Life through pictures
The brain associates images, so if you can consciously create images according to your wishes, the brain and nervous system will automatically provide information and feedback continuously to ensure that it “deservedly exists” with a predefined image. In a famous clinical experiment, a group of basketball players were physically trained to throw more balls through the hoops, while others were only instructed to visualize hitting the target. . Despite not having any physical training, the second group scored far more points than the first group.
Your brain, nervous system, and muscles are the docile servants of the image established in your head. But the ability of your body and brain to articulate your desired self-image depends on its existence. It must be imprinted in the brain. With such a strong image, it would be difficult not to live, to be expressed in all that is related to the self-image.
Summary
“Human nature always has a goal to strive for. And since people are made with such inclinations, they will not be satisfied unless they are operated with the right purpose for which they are created - the striver. True success and happiness not only go hand in hand but enhance each other.”
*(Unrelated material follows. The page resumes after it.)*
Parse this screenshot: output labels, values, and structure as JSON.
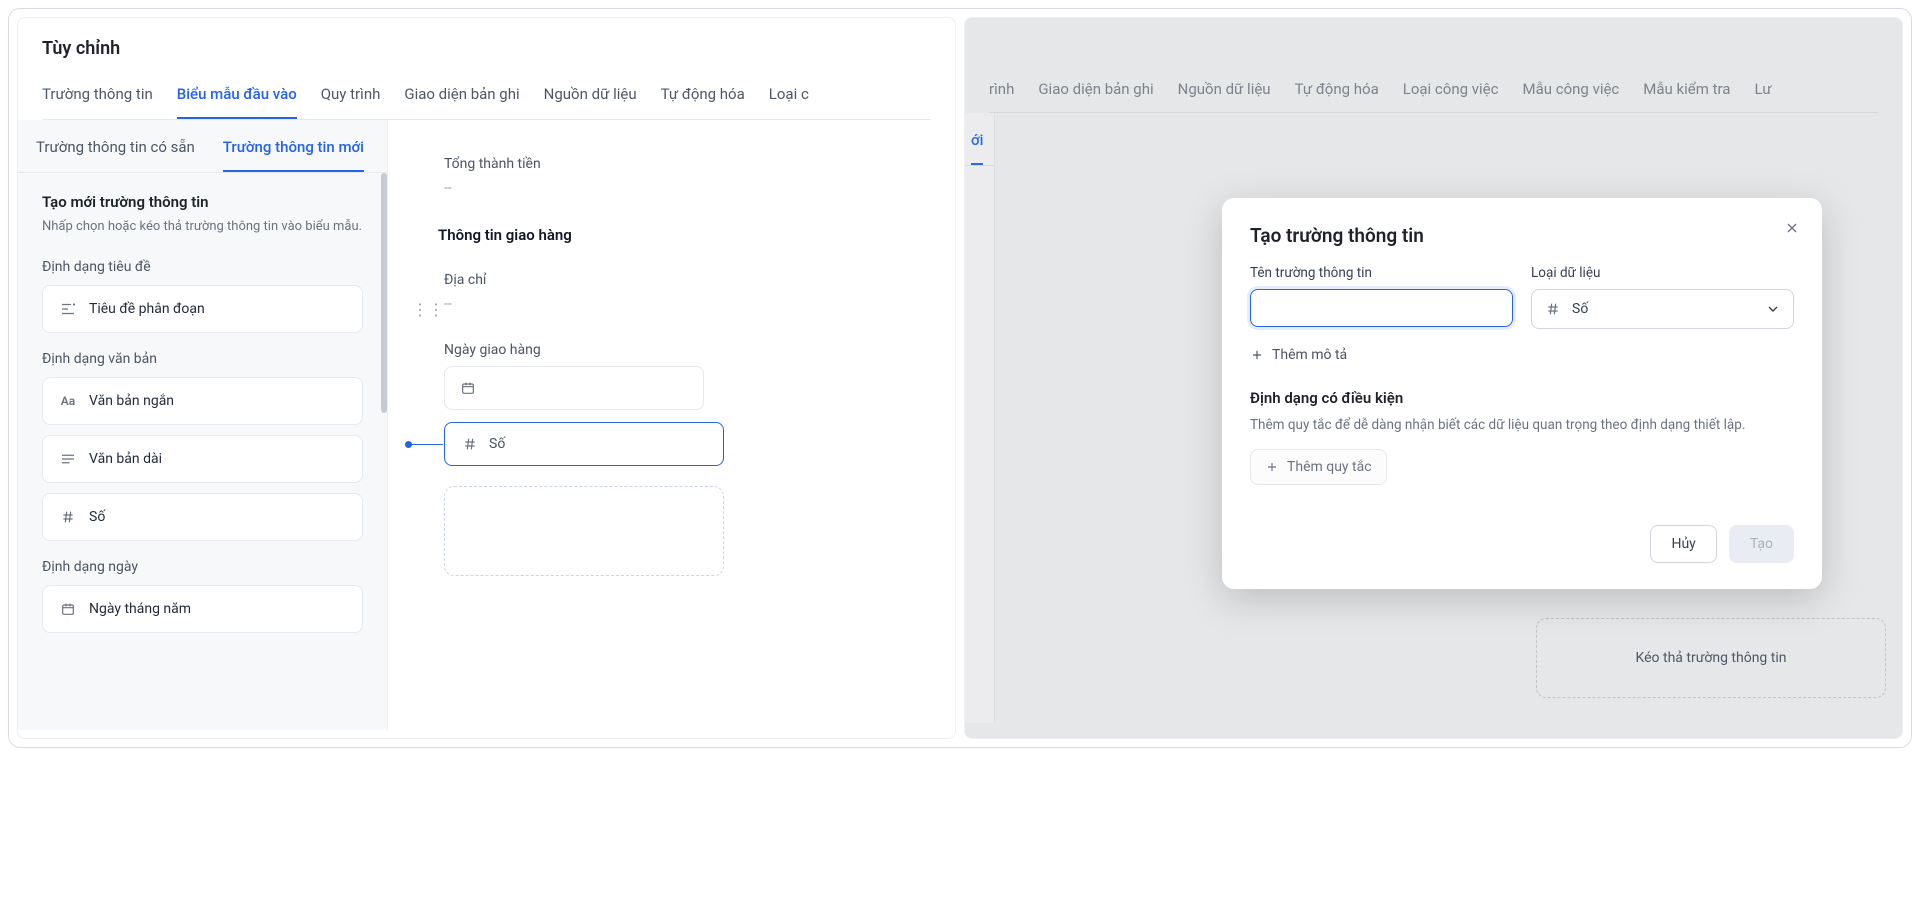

Most self-help books are about goals, but how do you set work goals? Why does it work? Maltz was the first to learn the facts about machinery, and in this he made an inevitable influence on a generation of successful writers. With an emphasis on self-awareness, actively paved the way for hundreds of books on the power of assertiveness and visualization techniques. Psychoanalysis has sold millions of copies because it provides the scientific basis for dreams.
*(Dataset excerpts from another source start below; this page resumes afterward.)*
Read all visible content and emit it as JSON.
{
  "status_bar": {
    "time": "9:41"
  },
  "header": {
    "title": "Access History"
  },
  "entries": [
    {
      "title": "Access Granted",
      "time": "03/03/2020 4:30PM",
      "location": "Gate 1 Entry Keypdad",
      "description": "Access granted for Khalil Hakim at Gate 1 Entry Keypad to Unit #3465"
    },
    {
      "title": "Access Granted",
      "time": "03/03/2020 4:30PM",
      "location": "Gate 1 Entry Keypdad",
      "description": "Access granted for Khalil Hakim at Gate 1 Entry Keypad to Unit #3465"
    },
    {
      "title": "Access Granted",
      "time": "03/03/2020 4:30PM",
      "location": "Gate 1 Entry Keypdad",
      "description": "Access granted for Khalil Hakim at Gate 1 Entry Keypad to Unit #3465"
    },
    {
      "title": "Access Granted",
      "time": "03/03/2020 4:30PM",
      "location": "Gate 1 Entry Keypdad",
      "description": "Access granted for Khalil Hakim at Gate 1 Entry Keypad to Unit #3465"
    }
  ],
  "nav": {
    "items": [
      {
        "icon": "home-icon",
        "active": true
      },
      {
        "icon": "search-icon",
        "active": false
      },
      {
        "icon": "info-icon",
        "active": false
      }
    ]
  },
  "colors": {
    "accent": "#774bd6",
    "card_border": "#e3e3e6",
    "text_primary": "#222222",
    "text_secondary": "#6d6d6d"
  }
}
Although the work is read by the writer, it is really a textbook. Scientific and informatics references become obsolete, but cybernetics principles remain influential. Complexity theory, artificial intelligence, and cognitive science all arise from understanding cybernetics of how the immaterial, "ghost in the machine" leads the way. This makes Psychometrics the perfect life-skills book in a tech culture.
The book is admirable because it was written at a time when behaviorism and the study of time and motion had a tendency to mechanically transform people. Maltz's expression of genius is embodied in the statement that while our transformation into machines, and while goal-setting with the self-realization of dynamics, can be best expressed within the limits of mechanistic theory, the great diversity of our desires and abilities can create a new world where there are unique people. The fire of imagination, ambition and will will never turn into a machine.
“At a functionally relevant level, the brain and nervous system form a goal striving mechanism.”